Mais les accompagnements thérapeutiques que j’assure concourent, entre autres, à la prévention des violences et des ruptures conjugales, service plus que jamais nécessaire à chacun pour traverser cette crise mondiale.

Ainsi, si vous n’êtes disponible qu’en fin de journée, vous pourrez toujours utiliser l’attestation et son motif 2 :  » déplacements pour des consultations et soins ne pouvant être assurés à distance et ne pouvant être différés. « 

Bien à vous.

La psyché et le corps

La parole est mon indispensable outil, mais je rencontre parfois des situations où la personne qui vient me consulter n’a que de mauvaises relations non seulement avec les autres, mais aussi vis-à-vis de son propre corps.

Or, si l’amélioration de la qualité de vie psychique améliore la santé du corps, l’action sur le corps a réciproquement un retentissement sur l’équilibre psychique.

Au fil des années ma pratique de l’Aïkido, seul art martial japonais non-violent, m’a fourni un cadre et des partenaires d’expérimentation uniques de cette relation entre le corps et l’esprit, dans une situation martiale reconstruite et maîtrisée.

C’est pourquoi je serais peut-être amené à vous proposer lors de nos séances, ponctuellement, une interaction physique douce, lente et non-violente, basée sur les principes de l’Aïkido, afin d’expérimenter dans un cadre et à une intensité sécurisés, vos réactions somatiques face à une situation au cours de laquelle vous seriez alternativement « agresseur » et « agressé ».

Ceci afin de permettre à certain(e)s d’entre vous une avancée dans le processus thérapeutique, si le rapport à votre propre corps entrave votre relation aux autres.

Cette possibilité de travail n’aurait bien sûr lieu qu’après plusieurs séances, si notre relation de confiance mutuelle le permet, après le recueil de votre consentement libre et éclairé, et stoppée au moindre début de ressenti négatif de votre part.

Prontopro parle de nous

Voici ci-dessous l’article écrit par Denise Pion, de Prontopro, que vous pouvez visualiser en ligne sur https://www.prontopro.fr/loire-atlantique/nantes/conseiller-conjugal#pro-interview

« Les conflits familiaux peuvent être responsables de beaucoup de mauvaises décisions prises par les enfants.
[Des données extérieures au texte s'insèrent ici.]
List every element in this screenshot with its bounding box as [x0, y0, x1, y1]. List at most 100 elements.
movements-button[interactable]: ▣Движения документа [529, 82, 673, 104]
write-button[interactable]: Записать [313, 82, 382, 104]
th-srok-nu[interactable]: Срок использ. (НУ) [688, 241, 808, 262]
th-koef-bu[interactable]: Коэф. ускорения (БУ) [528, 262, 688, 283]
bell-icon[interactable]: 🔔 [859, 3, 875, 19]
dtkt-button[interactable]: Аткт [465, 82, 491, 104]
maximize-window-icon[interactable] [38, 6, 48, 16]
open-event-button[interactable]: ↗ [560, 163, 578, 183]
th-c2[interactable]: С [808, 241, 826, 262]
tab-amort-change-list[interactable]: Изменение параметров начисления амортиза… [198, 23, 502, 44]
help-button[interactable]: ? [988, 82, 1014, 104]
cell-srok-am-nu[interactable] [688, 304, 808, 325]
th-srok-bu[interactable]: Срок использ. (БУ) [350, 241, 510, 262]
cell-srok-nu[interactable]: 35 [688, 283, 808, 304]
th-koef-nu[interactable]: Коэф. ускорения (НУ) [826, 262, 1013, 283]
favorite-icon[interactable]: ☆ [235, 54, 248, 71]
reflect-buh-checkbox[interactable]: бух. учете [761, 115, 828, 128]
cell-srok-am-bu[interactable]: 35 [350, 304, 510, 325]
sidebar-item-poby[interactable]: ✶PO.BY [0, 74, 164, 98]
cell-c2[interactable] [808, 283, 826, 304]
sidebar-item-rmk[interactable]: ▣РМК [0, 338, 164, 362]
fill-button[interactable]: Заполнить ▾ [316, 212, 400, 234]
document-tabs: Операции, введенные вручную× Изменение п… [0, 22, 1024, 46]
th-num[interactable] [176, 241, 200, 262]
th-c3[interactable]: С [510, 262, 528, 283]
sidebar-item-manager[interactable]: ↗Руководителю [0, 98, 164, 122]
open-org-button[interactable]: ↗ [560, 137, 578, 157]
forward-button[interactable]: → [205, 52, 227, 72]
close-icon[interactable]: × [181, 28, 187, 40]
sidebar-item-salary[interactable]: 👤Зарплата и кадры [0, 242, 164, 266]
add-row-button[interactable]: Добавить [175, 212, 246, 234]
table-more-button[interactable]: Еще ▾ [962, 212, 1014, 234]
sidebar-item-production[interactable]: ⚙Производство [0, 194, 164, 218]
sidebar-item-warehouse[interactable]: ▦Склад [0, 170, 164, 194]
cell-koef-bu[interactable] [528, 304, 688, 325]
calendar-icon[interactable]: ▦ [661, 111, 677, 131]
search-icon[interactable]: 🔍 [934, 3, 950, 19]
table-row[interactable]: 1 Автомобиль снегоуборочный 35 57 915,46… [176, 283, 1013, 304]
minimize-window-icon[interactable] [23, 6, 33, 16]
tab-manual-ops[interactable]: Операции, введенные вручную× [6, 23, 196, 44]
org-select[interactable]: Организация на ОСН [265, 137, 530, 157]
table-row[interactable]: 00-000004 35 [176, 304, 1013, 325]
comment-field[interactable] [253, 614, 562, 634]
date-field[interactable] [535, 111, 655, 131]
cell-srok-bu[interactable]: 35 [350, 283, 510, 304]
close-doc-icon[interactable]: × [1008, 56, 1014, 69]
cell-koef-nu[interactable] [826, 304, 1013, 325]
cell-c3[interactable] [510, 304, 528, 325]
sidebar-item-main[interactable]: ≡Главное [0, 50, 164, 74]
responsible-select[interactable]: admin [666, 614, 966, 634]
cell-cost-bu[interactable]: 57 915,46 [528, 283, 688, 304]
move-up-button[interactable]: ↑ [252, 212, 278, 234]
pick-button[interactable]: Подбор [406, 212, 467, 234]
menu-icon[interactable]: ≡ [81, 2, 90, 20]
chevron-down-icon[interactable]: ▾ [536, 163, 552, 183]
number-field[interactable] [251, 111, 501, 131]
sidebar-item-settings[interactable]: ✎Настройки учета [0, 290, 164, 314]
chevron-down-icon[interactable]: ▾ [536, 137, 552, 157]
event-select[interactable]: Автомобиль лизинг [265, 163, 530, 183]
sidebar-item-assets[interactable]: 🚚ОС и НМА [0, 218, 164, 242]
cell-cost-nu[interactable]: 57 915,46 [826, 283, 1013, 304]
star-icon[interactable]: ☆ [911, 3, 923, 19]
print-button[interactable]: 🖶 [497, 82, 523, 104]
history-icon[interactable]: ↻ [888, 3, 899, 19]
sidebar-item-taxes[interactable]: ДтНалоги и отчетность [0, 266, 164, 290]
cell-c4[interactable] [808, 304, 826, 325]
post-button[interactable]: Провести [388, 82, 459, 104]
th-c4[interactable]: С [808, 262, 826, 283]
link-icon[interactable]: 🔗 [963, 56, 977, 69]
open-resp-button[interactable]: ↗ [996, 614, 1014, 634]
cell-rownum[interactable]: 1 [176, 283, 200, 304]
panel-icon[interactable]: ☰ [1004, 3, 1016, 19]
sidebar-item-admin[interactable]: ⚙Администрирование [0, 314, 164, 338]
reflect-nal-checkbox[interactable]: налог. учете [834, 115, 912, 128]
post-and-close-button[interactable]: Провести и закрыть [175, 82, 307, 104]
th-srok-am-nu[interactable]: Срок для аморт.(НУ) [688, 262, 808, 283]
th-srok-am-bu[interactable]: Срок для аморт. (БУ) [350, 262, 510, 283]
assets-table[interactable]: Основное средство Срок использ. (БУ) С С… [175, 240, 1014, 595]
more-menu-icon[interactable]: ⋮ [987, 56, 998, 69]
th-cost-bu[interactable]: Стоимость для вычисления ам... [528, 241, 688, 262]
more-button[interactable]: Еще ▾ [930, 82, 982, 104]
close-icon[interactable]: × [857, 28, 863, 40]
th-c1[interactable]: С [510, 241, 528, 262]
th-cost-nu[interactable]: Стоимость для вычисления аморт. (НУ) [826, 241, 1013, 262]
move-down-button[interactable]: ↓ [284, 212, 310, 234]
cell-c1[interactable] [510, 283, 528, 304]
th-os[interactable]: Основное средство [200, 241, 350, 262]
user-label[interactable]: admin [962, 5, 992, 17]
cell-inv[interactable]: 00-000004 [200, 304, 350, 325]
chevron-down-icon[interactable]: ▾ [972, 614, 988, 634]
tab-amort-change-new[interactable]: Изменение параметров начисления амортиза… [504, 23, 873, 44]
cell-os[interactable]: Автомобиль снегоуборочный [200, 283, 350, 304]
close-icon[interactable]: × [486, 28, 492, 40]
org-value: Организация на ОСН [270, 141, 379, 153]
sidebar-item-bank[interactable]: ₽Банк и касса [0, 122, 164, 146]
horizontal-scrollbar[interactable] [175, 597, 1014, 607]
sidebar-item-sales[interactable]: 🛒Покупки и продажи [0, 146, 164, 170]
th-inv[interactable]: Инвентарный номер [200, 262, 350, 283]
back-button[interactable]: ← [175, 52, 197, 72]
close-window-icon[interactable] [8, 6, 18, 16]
Le travail d’un médiateur familial est d’intervenir en cas de conflit au sein de la famille, dans le but de protéger les enfants des conséquences de ces affrontements dans lesquels ils sont entraînés, instrumentalisés et perdus. À 46 ans, Pascal Beaugrand a décidé de se consacrer entièrement au service des couples et des familles en libéral. Auparavant, il a contribué, en tant que chef de service en association de médiation familiale, à animer les partenariats avec la CAF, le ministère de la Justice et les villes et départements. Toutefois, il a trouvé que les fonctions d’encadrement l’éloignaient de son cœur de métier. Pascal Beaugrand travaille avec les adultes pour les enfants dans la gestion de conflit. Il est conscient de tout ce que les conflits non traités pourraient engendrer. Il est donc convaincu que la discussion est la seule solution pour instaurer un changement. Il propose ses services de thérapeute familial, dans l’objectif de rendre les parents et les enfants plus heureux.

Dans quelles situations la médiation familiale est obligatoire ?
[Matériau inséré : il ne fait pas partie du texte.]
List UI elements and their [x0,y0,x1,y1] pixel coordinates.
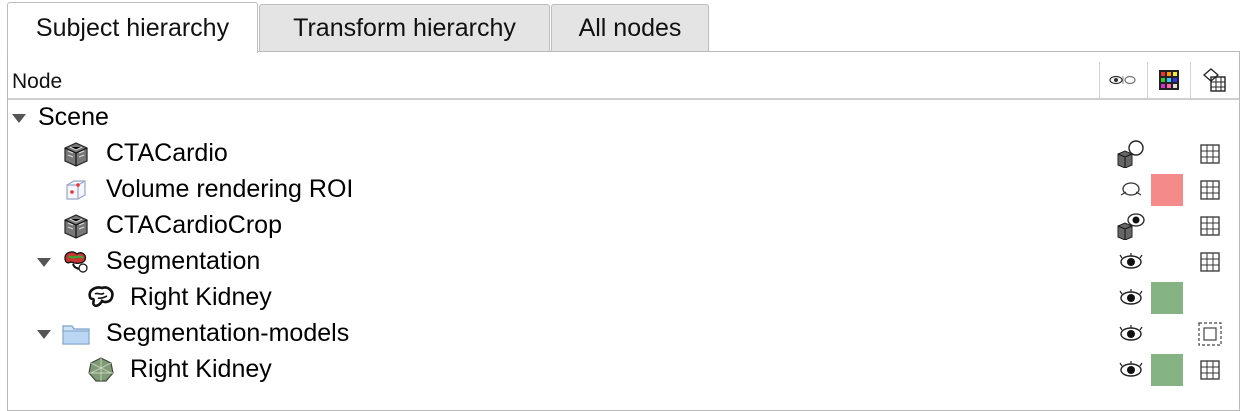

Je dirais que la médiation, si le ministère de la Justice étend son expérimentation de Tentative de Médiation Familiale Préalable Obligatoire (TMFPO), va devenir obligatoire pour un bon nombre de contentieux civils, et cela même hors conflit familial. La présence d’un médiateur n’a de sens que par la libre adhésion des concernés au processus, ce qui peut les confronter plus à eux-mêmes qu’à l’autre. Le fait de contraindre la liberté comporte un paradoxe qui, malencontreusement, ne saute pas aux yeux de tous. De par mon expérience, je tiens même à confirmer que la médiation trouve sa force et sa limite dans la nécessaire confiance dans les capacités des personnes à trouver elles-mêmes les solutions à leurs problèmes.
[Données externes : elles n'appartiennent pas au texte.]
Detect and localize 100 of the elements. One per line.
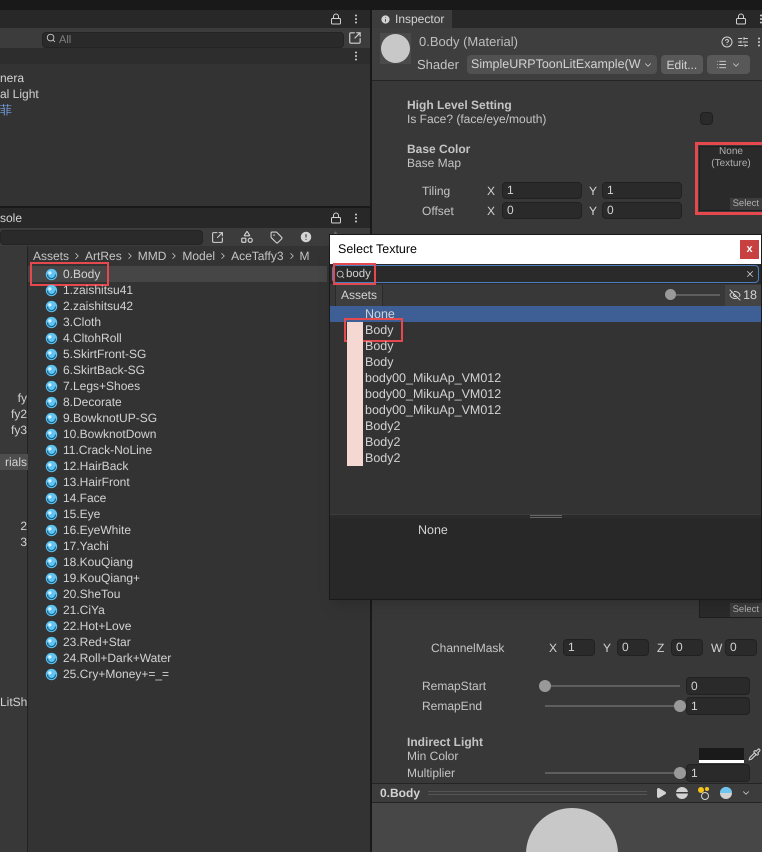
folder-item[interactable]: 3 [0,534,28,550]
material-item[interactable]: 7.Legs+Shoes [28,378,327,394]
number-field[interactable]: 1 [502,182,582,200]
popout-icon[interactable] [348,31,362,45]
material-item[interactable]: 6.SkirtBack-SG [28,362,327,378]
texture-item[interactable]: None [330,306,761,322]
texture-item[interactable]: Body [330,338,761,354]
breadcrumb-link[interactable]: AceTaffy3 [231,247,284,265]
material-item[interactable]: 19.KouQiang+ [28,570,327,586]
material-item[interactable]: 16.EyeWhite [28,522,327,538]
slider-thumb[interactable] [665,289,676,300]
number-field[interactable]: 0 [602,202,682,220]
material-icon [45,476,58,488]
material-item[interactable]: 22.Hot+Love [28,618,327,634]
hierarchy-item[interactable]: nera [0,70,370,86]
material-item[interactable]: 1.zaishitsu41 [28,282,327,298]
breadcrumb-link[interactable]: M [300,247,310,265]
folder-item[interactable]: 2 [0,518,28,534]
material-item[interactable]: 3.Cloth [28,314,327,330]
material-item[interactable]: 17.Yachi [28,538,327,554]
popout-icon[interactable] [211,230,224,244]
color-swatch[interactable] [699,748,744,764]
texture-item[interactable]: body00_MikuAp_VM012 [330,402,761,418]
number-field[interactable]: 1 [686,764,750,782]
inspector-tab[interactable]: Inspector [372,10,452,28]
number-field[interactable]: 1 [563,639,595,656]
select-button[interactable]: Select [730,198,762,210]
tag-icon[interactable] [270,230,283,244]
material-item[interactable]: 4.CltohRoll [28,330,327,346]
edit-button[interactable]: Edit... [660,55,704,74]
lock-icon [330,13,342,25]
folder-item[interactable]: rials [0,454,28,470]
number-field[interactable]: 0 [617,639,649,656]
shader-dropdown[interactable]: SimpleURPToonLitExample(W [467,55,657,74]
texture-item[interactable]: Body [330,354,761,370]
panel-tab[interactable]: sole [0,209,22,227]
material-item[interactable]: 23.Red+Star [28,634,327,650]
material-item[interactable]: 20.SheTou [28,586,327,602]
hierarchy-item[interactable]: 菲 [0,102,370,118]
settings-icon[interactable] [737,36,749,48]
folder-item[interactable]: fy3 [0,422,28,438]
slider-thumb[interactable] [539,680,551,692]
folder-item[interactable]: LitSh [0,694,28,710]
material-item[interactable]: 2.zaishitsu42 [28,298,327,314]
slider-thumb[interactable] [674,700,686,712]
clear-icon[interactable] [745,269,755,279]
lock-icon [330,212,342,224]
material-item[interactable]: 13.HairFront [28,474,327,490]
breadcrumb-link[interactable]: MMD [138,247,166,265]
material-item[interactable]: 10.BowknotDown [28,426,327,442]
slider-thumb[interactable] [674,766,686,779]
search-field[interactable] [0,230,203,244]
eyedropper-icon[interactable] [748,748,761,762]
texture-item[interactable]: Body [330,322,761,338]
material-item[interactable]: 11.Crack-NoLine [28,442,327,458]
texture-item[interactable]: Body2 [330,434,761,450]
texture-item[interactable]: body00_MikuAp_VM012 [330,370,761,386]
select-button[interactable]: Select [730,602,762,617]
material-item[interactable]: 15.Eye [28,506,327,522]
material-item[interactable]: 8.Decorate [28,394,327,410]
material-item[interactable]: 12.HairBack [28,458,327,474]
material-item[interactable]: 14.Face [28,490,327,506]
number-field[interactable]: 0 [502,202,582,220]
texture-item[interactable]: body00_MikuAp_VM012 [330,386,761,402]
checkbox[interactable] [700,112,713,126]
number-field[interactable]: 1 [602,182,682,200]
hierarchy-item[interactable]: al Light [0,86,370,102]
play-icon[interactable] [655,787,667,800]
filter-type-icon[interactable] [240,230,254,244]
sphere-mesh-icon[interactable] [675,786,689,800]
texture-item[interactable]: Body2 [330,418,761,434]
material-item[interactable]: 25.Cry+Money+=_= [28,666,327,682]
breadcrumb-link[interactable]: Assets [33,247,70,265]
material-item[interactable]: 18.KouQiang [28,554,327,570]
help-icon[interactable] [721,36,733,48]
material-item[interactable]: 9.BowknotUP-SG [28,410,327,426]
assets-tab[interactable]: Assets [335,284,384,306]
material-item[interactable]: 5.SkirtFront-SG [28,346,327,362]
material-icon [45,508,58,520]
close-button[interactable]: x [740,240,759,259]
search-field[interactable]: body [332,265,759,283]
list-menu-button[interactable] [707,55,750,74]
warning-icon[interactable] [299,230,313,244]
material-item[interactable]: 24.Roll+Dark+Water [28,650,327,666]
search-icon [46,33,56,43]
folder-item[interactable]: fy2 [0,406,28,422]
texture-slot[interactable]: None (Texture) Select [695,142,762,215]
lights-icon[interactable] [697,786,711,800]
number-field[interactable]: 0 [671,639,703,656]
hidden-count-button[interactable]: 18 [725,284,761,306]
texture-item[interactable]: Body2 [330,450,761,466]
sky-sphere-icon[interactable] [719,786,733,800]
folder-item[interactable]: fy [0,390,28,406]
breadcrumb-link[interactable]: Model [182,247,216,265]
number-field[interactable]: 0 [725,639,757,656]
breadcrumb-link[interactable]: ArtRes [85,247,122,265]
search-field[interactable]: All [42,32,344,48]
number-field[interactable]: 1 [686,696,750,715]
number-field[interactable]: 0 [686,676,750,695]
material-item[interactable]: 21.CiYa [28,602,327,618]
Médiation familiale pour pension alimentaire : dans quels cas est-ce nécessaire ?

J’ai pu constater qu’un bon nombre de conflits familiaux étaient traités par la justice et non par un médiateur familial. Et pourtant, je souligne le fait que la justice ne possède que des réponses juridiques, ce qui n’est malheureusement pas suffisant. En tant que médiateur familial, je me mets entre les adultes pour trouver un commun accord dans l’intérêt de leurs enfants. Si aucun accord n’a été instauré par les parents sur la question financière, seul le juge aux affaires familiales (JAF) décide ce qu’il convient à l’intérêt supérieur de l’enfant. Un parent doit alors verser de l’argent à l’autre dans le cadre d’une contribution financière à l’entretien et à l’éducation des enfants, ou contribuer directement à la prise en charge de certaines dépenses. La somme est appliquée en fonction des capacités de chacun des parents et des besoins des enfants.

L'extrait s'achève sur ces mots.